McGinnis first identified FOMO and FOBO back in the early 2000s (though they date back to the earliest days of human history), but he since observed them turning into an epidemic as social media and internet technology became widespread. The wealth of options and opportunities that we see every day on our phone screens can be paralyzing, leading us to feel left out, run ourselves ragged trying not to miss anything, and to constantly seek that ‘perfect’ choice. With this detailed examination of the phenomena, their underlying causes, and the tools at our disposal, he seeks to give the reader back the power to make choices that actually reflect their values and desires instead of reflecting what they’ve been told to want (or what others want).

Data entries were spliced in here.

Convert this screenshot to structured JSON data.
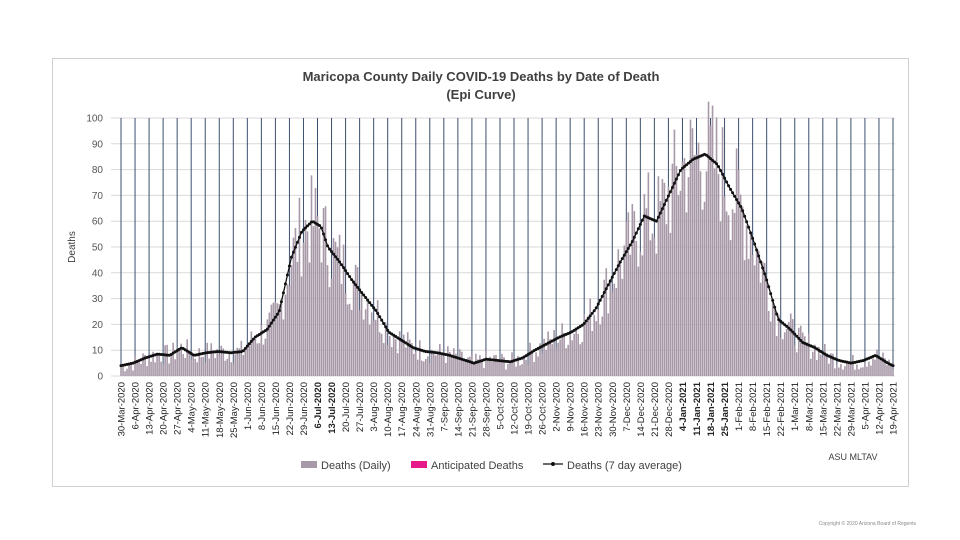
{
  "chart_data": {
    "type": "bar",
    "title": "Maricopa County Daily COVID-19 Deaths by Date of Death",
    "subtitle": "(Epi Curve)",
    "ylabel": "Deaths",
    "xlabel": "",
    "ylim": [
      0,
      100
    ],
    "yticks": [
      0,
      10,
      20,
      30,
      40,
      50,
      60,
      70,
      80,
      90,
      100
    ],
    "grid": true,
    "start_date": "2020-03-30",
    "num_days": 386,
    "tick_step_days": 7,
    "tick_labels": [
      "30-Mar-2020",
      "6-Apr-2020",
      "13-Apr-2020",
      "20-Apr-2020",
      "27-Apr-2020",
      "4-May-2020",
      "11-May-2020",
      "18-May-2020",
      "25-May-2020",
      "1-Jun-2020",
      "8-Jun-2020",
      "15-Jun-2020",
      "22-Jun-2020",
      "29-Jun-2020",
      "6-Jul-2020",
      "13-Jul-2020",
      "20-Jul-2020",
      "27-Jul-2020",
      "3-Aug-2020",
      "10-Aug-2020",
      "17-Aug-2020",
      "24-Aug-2020",
      "31-Aug-2020",
      "7-Sep-2020",
      "14-Sep-2020",
      "21-Sep-2020",
      "28-Sep-2020",
      "5-Oct-2020",
      "12-Oct-2020",
      "19-Oct-2020",
      "26-Oct-2020",
      "2-Nov-2020",
      "9-Nov-2020",
      "16-Nov-2020",
      "23-Nov-2020",
      "30-Nov-2020",
      "7-Dec-2020",
      "14-Dec-2020",
      "21-Dec-2020",
      "28-Dec-2020",
      "4-Jan-2021",
      "11-Jan-2021",
      "18-Jan-2021",
      "25-Jan-2021",
      "1-Feb-2021",
      "8-Feb-2021",
      "15-Feb-2021",
      "22-Feb-2021",
      "1-Mar-2021",
      "8-Mar-2021",
      "15-Mar-2021",
      "22-Mar-2021",
      "29-Mar-2021",
      "5-Apr-2021",
      "12-Apr-2021",
      "19-Apr-2021"
    ],
    "bold_tick_indices": [
      14,
      15,
      40,
      41,
      42,
      43
    ],
    "avg_anchors": [
      [
        0,
        4
      ],
      [
        7,
        5
      ],
      [
        14,
        7
      ],
      [
        21,
        8.5
      ],
      [
        28,
        8
      ],
      [
        35,
        11
      ],
      [
        42,
        8
      ],
      [
        49,
        9
      ],
      [
        56,
        9.5
      ],
      [
        63,
        9
      ],
      [
        70,
        9.5
      ],
      [
        77,
        15
      ],
      [
        84,
        18
      ],
      [
        91,
        25
      ],
      [
        98,
        46
      ],
      [
        104,
        56
      ],
      [
        110,
        60
      ],
      [
        115,
        58
      ],
      [
        119,
        50
      ],
      [
        126,
        44
      ],
      [
        133,
        37
      ],
      [
        140,
        31
      ],
      [
        147,
        25
      ],
      [
        154,
        17
      ],
      [
        161,
        14
      ],
      [
        168,
        11
      ],
      [
        175,
        9.5
      ],
      [
        182,
        9
      ],
      [
        189,
        8
      ],
      [
        196,
        6.5
      ],
      [
        203,
        5
      ],
      [
        210,
        6.5
      ],
      [
        217,
        6
      ],
      [
        224,
        5.5
      ],
      [
        231,
        7
      ],
      [
        238,
        10
      ],
      [
        245,
        12.5
      ],
      [
        252,
        15
      ],
      [
        259,
        17
      ],
      [
        266,
        20
      ],
      [
        273,
        26
      ],
      [
        280,
        35
      ],
      [
        287,
        44
      ],
      [
        294,
        52
      ],
      [
        301,
        62
      ],
      [
        308,
        60
      ],
      [
        315,
        70
      ],
      [
        322,
        80
      ],
      [
        329,
        84
      ],
      [
        336,
        86
      ],
      [
        343,
        82
      ],
      [
        350,
        73
      ],
      [
        357,
        65
      ],
      [
        364,
        52
      ],
      [
        371,
        38
      ],
      [
        378,
        22
      ],
      [
        385,
        18
      ],
      [
        392,
        13
      ],
      [
        399,
        11
      ],
      [
        406,
        8
      ],
      [
        413,
        6
      ],
      [
        420,
        5
      ],
      [
        427,
        6
      ],
      [
        434,
        8
      ],
      [
        441,
        5
      ],
      [
        444,
        4
      ]
    ],
    "series": [
      {
        "name": "Deaths (Daily)",
        "color": "#a899a8"
      },
      {
        "name": "Anticipated Deaths",
        "color": "#e6198a"
      },
      {
        "name": "Deaths (7 day average)",
        "color": "#111111"
      }
    ],
    "credit": "ASU MLTAV"
  },
  "footer": {
    "copyright": "Copyright © 2020 Arizona Board of Regents"
  }
}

Perhaps the most important insight McGinnis shares into FOMO and FOBO is their roots in narcissism and their poisonous effects on our relationships with others. When we constantly strive to keep our options open, running after the imaginary ‘perfect’ choice and scrambling not to miss out on cultural trends, we not only do ourselves no favors, but we don’t show much respect for the people around us. Our friends, family, potential employers and more are left hanging as we procrastinate making decisions until we’re sure it’s the ‘right’ choice. This part struck home for me, as someone who’s made many a lunch companion die of boredom while I struggle to decide what to order. Importantly, he urges readers not to waste time on unimportant decisions like a lunch order, because there are no bad options. Careful decision-making processes must be reserved for high-stakes decisions only, where the outcome is very important to your life.
For the most part, I found this book helpful and interesting, though his focus on corporate entities and professional corporate life wasn’t relevant or interesting to me. Luckily, most of his strategies remain relevant outside corporate life as well. If you want to work on being decisive and/or less addicted to social media validation and guilt, I recommend giving this book a try.